Sustum şimdi, bu son paragraf olsun diye yazdım ama döneceğim söz; belki yarın belki yarından da yakın… Tamam Orhan Çam sığırı yarından yakın olmaya bilir ama pazartesiyi de bulmaz… İzle beni emi anacım…

20.48 - yağmurun Antalya hali - 20.05.2012

0 kere okundu

Yağmurun bir de Antalya hali vardır, kaçamak yapıp İstanbul’dan kaçılmıştır, niyetde deniz vardır güneş ve kum vardır, neyse halin o çıksındır falın. Ama tabiat anne acımasızdır, mevsim yağmura tatil hüsrana gebedir. Serde delikanlılık vardır ve ne olursa olsun tatil harikadır. Ama televizyon vardır, internet vardır ve Antalya’da ne oluyorsa an be an izlenebilmektedir. Varsın solaryumda yanılsın, fotoğraflar sosyal medyada paylaşılsın, varsın cümleler kurulsun ama nafile. Hafta sonu Antalya’ya yağmur yağmıştır ve bu gerçeği kimse değiştiremeyecektir. Sahi ne işiniz var oralara, Uludağ’a gider belki kayardık, yağmur yerine kara doyardık. Bir daha ki sefere artık, ne diyelim…

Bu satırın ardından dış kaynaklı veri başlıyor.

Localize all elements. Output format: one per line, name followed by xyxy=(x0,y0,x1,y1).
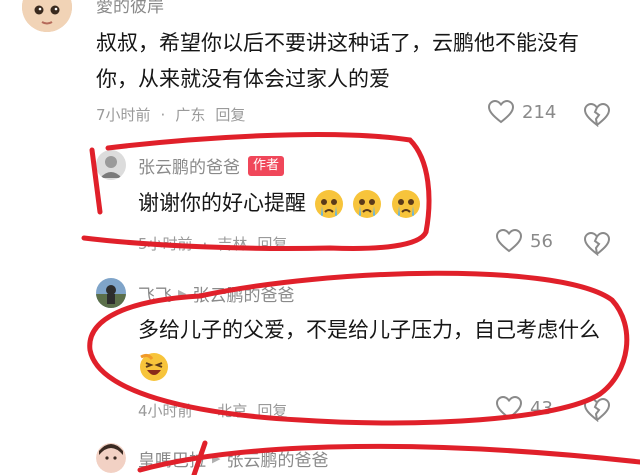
comment-username[interactable]: 飞飞 ▶ 张云鹏的爸爸 xyxy=(138,281,294,306)
username-text[interactable]: 愛的彼岸 xyxy=(96,0,164,17)
separator-dot: · xyxy=(202,402,208,420)
username-text[interactable]: 飞飞 xyxy=(138,281,172,306)
avatar[interactable] xyxy=(96,443,126,473)
comment-location: 广东 xyxy=(175,106,206,124)
broken-heart-icon[interactable] xyxy=(584,398,610,422)
username-text[interactable]: 张云鹏的爸爸 xyxy=(138,153,240,178)
comment-text: 多给儿子的父爱，不是给儿子压力，自己考虑什么 xyxy=(138,312,608,384)
like-button[interactable]: 43 xyxy=(496,396,553,420)
crying-emoji xyxy=(390,188,422,220)
separator-dot: · xyxy=(160,106,166,124)
comment-time: 7小时前 xyxy=(96,106,151,124)
comment-time: 4小时前 xyxy=(138,402,193,420)
like-count: 43 xyxy=(530,397,553,419)
comment-text: 叔叔，希望你以后不要讲这种话了，云鹏他不能没有你，从来就没有体会过家人的爱 xyxy=(96,31,579,91)
comment-username[interactable]: 皇嗎巴拉 ▶ 张云鹏的爸爸 xyxy=(138,446,328,471)
avatar-image xyxy=(96,278,126,308)
reply-to-username[interactable]: 张云鹏的爸爸 xyxy=(192,281,294,306)
avatar[interactable] xyxy=(96,150,126,180)
reply-arrow-icon: ▶ xyxy=(178,287,187,300)
reply-button[interactable]: 回复 xyxy=(257,235,287,253)
avatar[interactable] xyxy=(22,0,72,32)
comment-username[interactable]: 张云鹏的爸爸 作者 xyxy=(138,153,285,178)
comment-meta: 5小时前 · 吉林 回复 xyxy=(138,233,297,254)
reply-to-username[interactable]: 张云鹏的爸爸 xyxy=(226,446,328,471)
comment-text-content: 谢谢你的好心提醒 xyxy=(138,191,306,215)
laughing-emoji xyxy=(138,351,170,383)
heart-icon[interactable] xyxy=(496,229,522,253)
reply-arrow-icon: ▶ xyxy=(212,452,221,465)
like-button[interactable]: 56 xyxy=(496,229,553,253)
broken-heart-icon[interactable] xyxy=(584,232,610,256)
reply-button[interactable]: 回复 xyxy=(215,106,245,124)
comment-time: 5小时前 xyxy=(138,235,193,253)
reply-button[interactable]: 回复 xyxy=(257,402,287,420)
comment-location: 吉林 xyxy=(217,235,248,253)
avatar-image xyxy=(96,150,126,180)
avatar[interactable] xyxy=(96,278,126,308)
heart-icon[interactable] xyxy=(496,396,522,420)
like-count: 214 xyxy=(522,101,557,123)
comment-text: 谢谢你的好心提醒 xyxy=(138,185,422,221)
comment-meta: 4小时前 · 北京 回复 xyxy=(138,400,297,421)
avatar-image xyxy=(96,443,126,473)
like-button[interactable]: 214 xyxy=(488,100,556,124)
avatar-image xyxy=(22,0,72,32)
comment-text-content: 多给儿子的父爱，不是给儿子压力，自己考虑什么 xyxy=(138,318,600,342)
broken-heart-icon[interactable] xyxy=(584,103,610,127)
username-text[interactable]: 皇嗎巴拉 xyxy=(138,446,206,471)
like-count: 56 xyxy=(530,230,553,252)
heart-icon[interactable] xyxy=(488,100,514,124)
crying-emoji xyxy=(313,188,345,220)
author-badge: 作者 xyxy=(248,155,285,176)
comment-username[interactable]: 愛的彼岸 xyxy=(96,0,164,17)
separator-dot: · xyxy=(202,235,208,253)
crying-emoji xyxy=(351,188,383,220)
comment-meta: 7小时前 · 广东 回复 xyxy=(96,104,255,125)
comment-location: 北京 xyxy=(217,402,248,420)
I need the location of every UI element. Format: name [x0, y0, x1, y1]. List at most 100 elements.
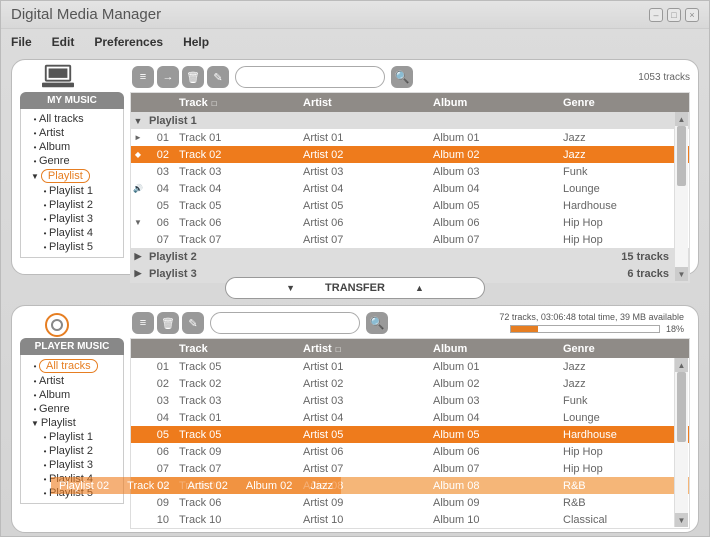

18.46 - menemen - 21.05.2012

0 kere okundu

İşten çıkıp çarşıya doğru yürürken kuru esnaf lokantasına uğrar yanında pilav ve soğanla birlikte o zamanlar bana pek bir güzel gelen ve sulu yemek ihtiyacımı karşılayan kuru fasulyemi afiyetle yerdim. Her ne kadar karnımı doyuran fasulye olsa da gönlüme hitap eden kuru soğan olurdu. Elin Konyalısı nereden bulurdu bilmem her seferinde en tatlı soğanlardan söğüş yapar yemeğin yanında ikram ederdi. Nereden buluyorsun bunları diye sorduğumda gayet doğal bir şekilde pazardan derdi ama her nedense o pazarı ve o soğanları bir kerecik bulamazdı bendeniz gurbet kuşu. Tatlı soğan deyince aklıma Konya gelir Konya’da Çumra, Çumra’da da adını bilmediğim o esnaf lokantası…

Önce soğanlar soyulur ve tatlıysa cücüğü yenilip gerisi ince ince doğranır. Teflon tavaya ayçiçeği yağıyla birlikte yerleştirilen ince kıyılmış soğanlar üstü kapatılarak harlanmaya bırakılır. Üç beş dakika geçmeden yine ince ince doğranmış çarliston biberler de aynı tavaya ilave edilerek soğanlarla birlikte ölmesi için beklenir. Gel zaman git zaman iyice kendinden geçen soğan ve biberin üzerine mümkünse kabuğu soyularak doğranmış domatesler de ilave edilerek birazcık da suyla kısık ateşte kaynamaya bırakılır.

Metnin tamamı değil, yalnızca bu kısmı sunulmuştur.